Le Livre de Poche publie principalement des ouvrages en format poche, avec un catalogue généraliste qui rassemble littérature, documents, essais, classiques, policiers, jeunesse et titres de sciences humaines.
Larousse développe une ligne éditoriale généraliste, marquée par les dictionnaires, les encyclopédies, les ouvrages pratiques, la jeunesse et des livres de référence destinés à un large public.
Julliard publie principalement des romans français et étrangers, des récits contemporains, des documents et des essais, avec une attention portée aux voix littéraires reconnues comme aux auteurs émergents.
First publie des ouvrages pratiques et de loisirs, ainsi que des livres de développement personnel, de culture générale, de parentalité, de cuisine et de références du quotidien.
Stock publie principalement des romans, des essais et des documents, avec une ligne éditoriale généraliste attentive à la littérature contemporaine, aux récits de société et aux voix d'auteurs français et étrangers.

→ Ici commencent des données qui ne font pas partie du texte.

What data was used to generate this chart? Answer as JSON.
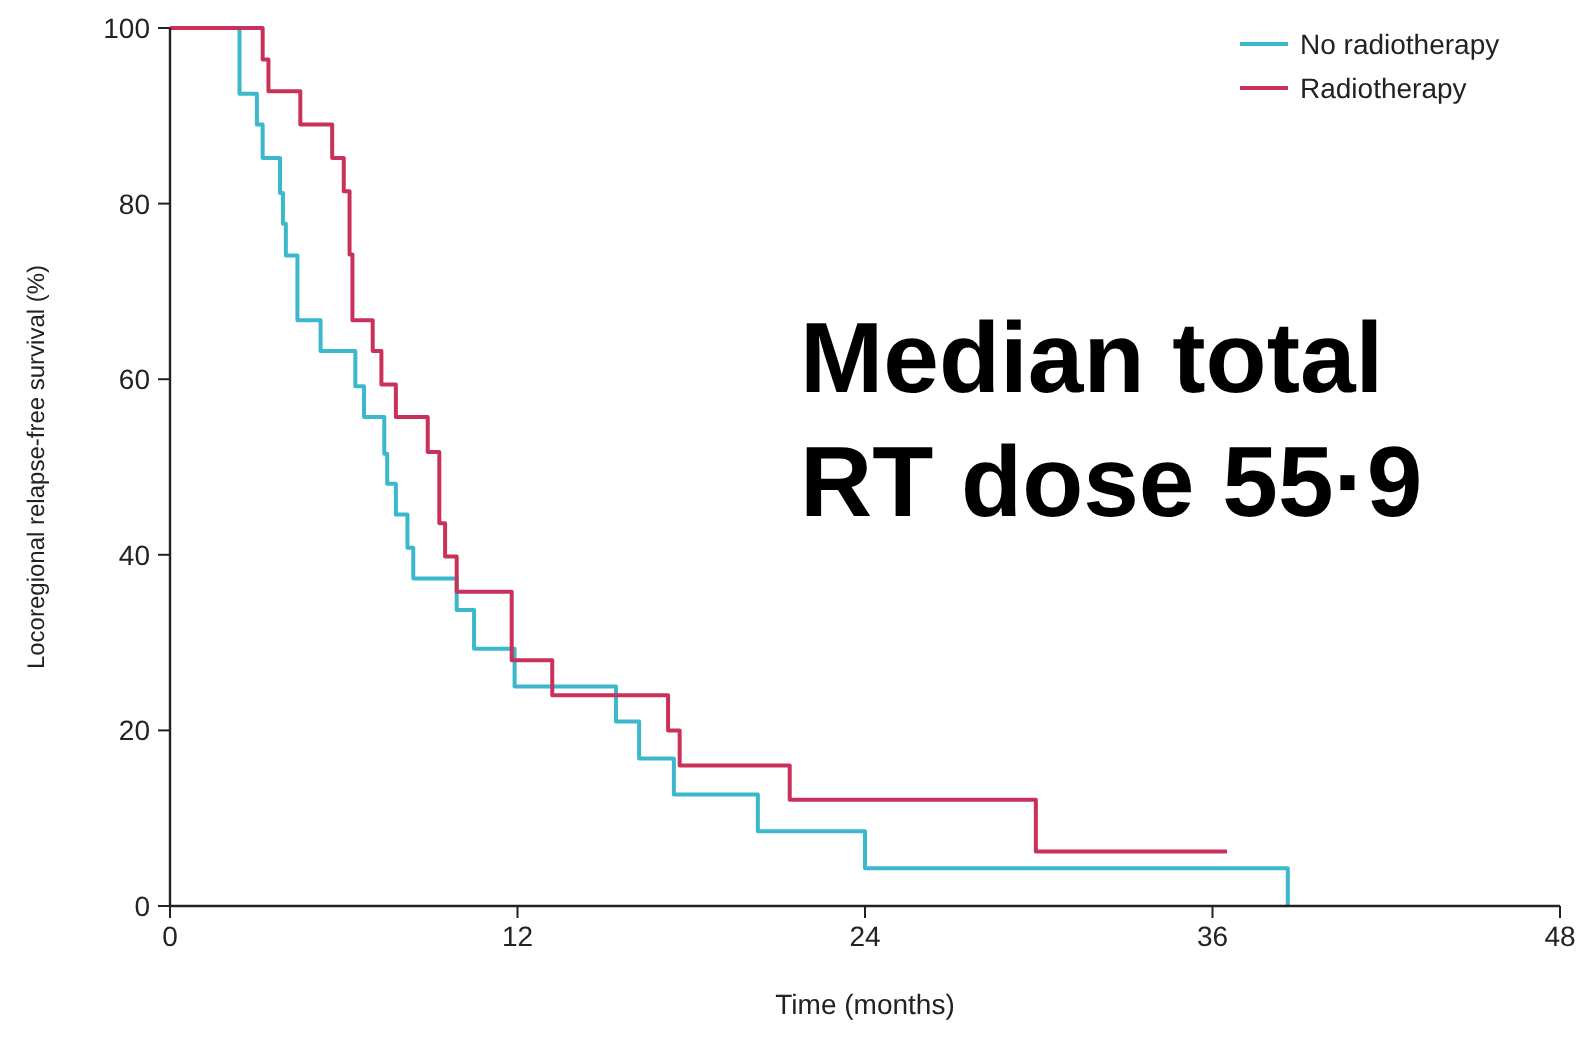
{
  "chart_data": {
    "type": "step",
    "xlabel": "Time (months)",
    "ylabel": "Locoregional relapse-free survival (%)",
    "xlim": [
      0,
      48
    ],
    "xticks": [
      0,
      12,
      24,
      36,
      48
    ],
    "ylim": [
      0,
      100
    ],
    "yticks": [
      0,
      20,
      40,
      60,
      80,
      100
    ],
    "legend": "top right",
    "line_style": "solid",
    "annotations": [
      "Median total",
      "RT dose 55·9"
    ],
    "series": [
      {
        "name": "No radiotherapy",
        "color": "#3bb8cc",
        "x": [
          0,
          2.4,
          3,
          3.2,
          3.8,
          3.9,
          4,
          4.4,
          4.4,
          5.2,
          6.4,
          6.7,
          7.4,
          7.5,
          7.8,
          8.2,
          8.4,
          9.9,
          10.5,
          11.9,
          15.4,
          16.2,
          17.4,
          20.3,
          24,
          38.6
        ],
        "values": [
          100,
          92.5,
          89,
          85.2,
          81.2,
          77.7,
          74.1,
          70.5,
          66.7,
          63.2,
          59.2,
          55.7,
          51.5,
          48.1,
          44.6,
          40.8,
          37.3,
          33.7,
          29.3,
          25,
          21,
          16.8,
          12.7,
          8.5,
          4.3,
          0
        ]
      },
      {
        "name": "Radiotherapy",
        "color": "#c8325a",
        "x": [
          0,
          3.2,
          3.4,
          4.5,
          5.6,
          6,
          6.2,
          6.3,
          7,
          7.3,
          7.8,
          8.9,
          9.3,
          9.5,
          9.9,
          11.8,
          13.2,
          17.2,
          17.6,
          21.4,
          29.9,
          36.5
        ],
        "values": [
          100,
          96.4,
          92.8,
          89,
          85.2,
          81.4,
          74.2,
          66.7,
          63.2,
          59.4,
          55.7,
          51.7,
          43.6,
          39.8,
          35.8,
          28,
          24,
          20,
          16,
          12.1,
          6.2,
          6.2
        ]
      }
    ]
  }
}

Éditions du Cerf publie principalement des ouvrages de sciences humaines, de philosophie, de spiritualité et de religion, avec un catalogue marqué par la pensée chrétienne et des essais de réflexion contemporaine.
Pocket publie principalement des livres de poche dans des genres variés, avec un catalogue mêlant littérature, romans policiers, essais, documents et ouvrages pratiques destinés au grand public.
Belfond est une maison d'édition généraliste dont la ligne éditoriale s'oriente notamment vers la littérature française et étrangère, les romans contemporains, les récits, ainsi que quelques essais et documents.